Microglia are commonly described as existing in resting or active states based on morphology or level of cytokine production. Extracellular ATP is a physiologically-relevant activator of microglia, which express a number of purinergic receptors. As P2Y 12 has been linked to chemotaxis, we used a panel of purinergic compounds to understand the role of ATP receptors in morphological transformation and correlate this with TNFα production.
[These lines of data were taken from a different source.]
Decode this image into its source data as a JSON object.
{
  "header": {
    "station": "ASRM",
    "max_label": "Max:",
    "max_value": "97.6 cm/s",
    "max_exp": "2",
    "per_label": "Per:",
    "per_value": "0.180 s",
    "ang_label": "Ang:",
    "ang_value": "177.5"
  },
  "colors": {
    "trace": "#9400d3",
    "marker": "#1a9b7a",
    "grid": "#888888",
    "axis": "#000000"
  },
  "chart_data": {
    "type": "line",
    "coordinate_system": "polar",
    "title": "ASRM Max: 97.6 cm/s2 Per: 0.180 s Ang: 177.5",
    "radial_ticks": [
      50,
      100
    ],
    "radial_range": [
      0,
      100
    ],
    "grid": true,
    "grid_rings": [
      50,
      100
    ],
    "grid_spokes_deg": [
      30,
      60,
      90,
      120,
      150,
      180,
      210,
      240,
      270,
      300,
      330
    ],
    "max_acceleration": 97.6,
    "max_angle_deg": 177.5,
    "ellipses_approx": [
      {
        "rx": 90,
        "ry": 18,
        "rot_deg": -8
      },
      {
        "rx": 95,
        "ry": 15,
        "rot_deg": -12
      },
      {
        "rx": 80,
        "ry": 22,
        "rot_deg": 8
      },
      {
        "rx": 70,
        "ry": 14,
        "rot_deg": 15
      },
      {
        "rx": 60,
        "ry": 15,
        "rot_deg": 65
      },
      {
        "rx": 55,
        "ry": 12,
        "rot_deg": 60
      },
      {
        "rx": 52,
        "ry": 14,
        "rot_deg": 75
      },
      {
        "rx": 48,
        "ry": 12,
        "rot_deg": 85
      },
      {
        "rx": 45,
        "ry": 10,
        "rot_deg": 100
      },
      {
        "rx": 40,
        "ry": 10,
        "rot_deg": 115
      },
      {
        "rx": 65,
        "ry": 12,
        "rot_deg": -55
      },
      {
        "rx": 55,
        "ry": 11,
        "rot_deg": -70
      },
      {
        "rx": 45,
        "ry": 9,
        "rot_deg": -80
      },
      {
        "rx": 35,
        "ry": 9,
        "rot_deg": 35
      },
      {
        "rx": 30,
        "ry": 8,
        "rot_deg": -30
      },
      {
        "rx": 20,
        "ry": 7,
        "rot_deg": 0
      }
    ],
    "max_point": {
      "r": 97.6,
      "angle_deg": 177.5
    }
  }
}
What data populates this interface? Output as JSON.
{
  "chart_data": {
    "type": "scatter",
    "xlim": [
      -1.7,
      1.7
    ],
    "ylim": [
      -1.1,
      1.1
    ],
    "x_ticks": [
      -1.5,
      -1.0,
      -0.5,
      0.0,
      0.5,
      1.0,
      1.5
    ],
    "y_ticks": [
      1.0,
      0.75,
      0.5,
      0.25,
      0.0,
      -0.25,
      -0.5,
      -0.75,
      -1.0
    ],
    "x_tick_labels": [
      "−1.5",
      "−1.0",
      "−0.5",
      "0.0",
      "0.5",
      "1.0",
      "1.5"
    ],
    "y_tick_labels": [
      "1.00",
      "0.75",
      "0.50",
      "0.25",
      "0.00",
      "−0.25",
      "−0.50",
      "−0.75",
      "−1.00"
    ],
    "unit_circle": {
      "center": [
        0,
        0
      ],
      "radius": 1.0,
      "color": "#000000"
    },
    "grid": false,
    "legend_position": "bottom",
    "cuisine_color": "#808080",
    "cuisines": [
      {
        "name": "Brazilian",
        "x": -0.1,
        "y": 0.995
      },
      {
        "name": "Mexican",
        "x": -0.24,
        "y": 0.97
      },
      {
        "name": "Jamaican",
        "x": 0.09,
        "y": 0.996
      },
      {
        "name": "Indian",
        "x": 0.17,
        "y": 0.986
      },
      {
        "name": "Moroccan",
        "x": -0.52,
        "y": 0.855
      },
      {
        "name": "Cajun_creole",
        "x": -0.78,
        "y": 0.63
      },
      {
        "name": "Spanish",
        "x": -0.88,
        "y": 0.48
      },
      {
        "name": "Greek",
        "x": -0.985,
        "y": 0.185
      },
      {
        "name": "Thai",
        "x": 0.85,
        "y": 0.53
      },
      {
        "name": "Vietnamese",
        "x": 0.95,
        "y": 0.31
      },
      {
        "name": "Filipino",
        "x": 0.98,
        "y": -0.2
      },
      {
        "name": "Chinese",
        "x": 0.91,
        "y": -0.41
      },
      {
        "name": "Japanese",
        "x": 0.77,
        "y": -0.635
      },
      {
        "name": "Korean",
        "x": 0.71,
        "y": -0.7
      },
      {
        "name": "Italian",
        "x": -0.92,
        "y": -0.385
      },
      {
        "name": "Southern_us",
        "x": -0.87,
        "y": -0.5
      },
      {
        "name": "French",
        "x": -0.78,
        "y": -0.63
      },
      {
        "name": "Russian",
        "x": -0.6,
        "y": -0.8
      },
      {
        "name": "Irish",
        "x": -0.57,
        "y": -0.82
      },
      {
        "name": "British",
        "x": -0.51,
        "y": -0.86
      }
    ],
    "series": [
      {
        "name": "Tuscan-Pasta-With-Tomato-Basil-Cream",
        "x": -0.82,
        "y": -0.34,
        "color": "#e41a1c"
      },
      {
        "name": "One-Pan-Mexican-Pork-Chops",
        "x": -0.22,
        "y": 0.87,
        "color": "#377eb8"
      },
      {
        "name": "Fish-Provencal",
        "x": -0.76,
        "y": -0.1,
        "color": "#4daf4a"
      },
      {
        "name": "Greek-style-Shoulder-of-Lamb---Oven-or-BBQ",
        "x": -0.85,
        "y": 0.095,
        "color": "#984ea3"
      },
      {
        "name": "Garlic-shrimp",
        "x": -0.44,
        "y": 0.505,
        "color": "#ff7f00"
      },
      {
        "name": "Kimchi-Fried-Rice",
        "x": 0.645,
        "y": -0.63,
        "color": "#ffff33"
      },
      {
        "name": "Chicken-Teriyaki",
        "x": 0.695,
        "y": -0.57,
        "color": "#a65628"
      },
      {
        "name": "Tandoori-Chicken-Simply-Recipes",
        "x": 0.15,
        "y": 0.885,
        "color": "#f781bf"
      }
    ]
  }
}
We quantified activation of cultured microglia with LPS or purinergic receptor agonists by using automated image analysis of cell morphology and CD11b expression and correlated this with TNFα release measured by ELISA. Treatment with both ATP and the P2Y 12 receptor agonist, 2-methylthio adenosine diphosphate (2MeSADP), caused a transient increase in CD11b expression (EC 50 = 1.2 μM and 187 nM, respectively) and a reduction in process count that reversed within 90 min later. These changes were not accompanied by the release of TNFα. Forskolin, IBMX, and pertussis toxin inhibited these changes, but the PLC inhibitor, U73122, did not. 2MeSAMP blocked the ATP response, while AP4A blocked the 2MeSADP response, implicating P2Y 12/13. Microglia activation by LPS also caused an increase in CD11b expression and a reduction in process count; however, in contrast to activation by ATP, morphological transformation was accompanied by a concentration-dependent increase in TNFα secretion These data demonstrate that morphological transformation and TNFα release are separable events mediated by different, or non-convergent pathways and that although ATP can initiate morphological changes, additional factors are required to maintain activation over sustained periods.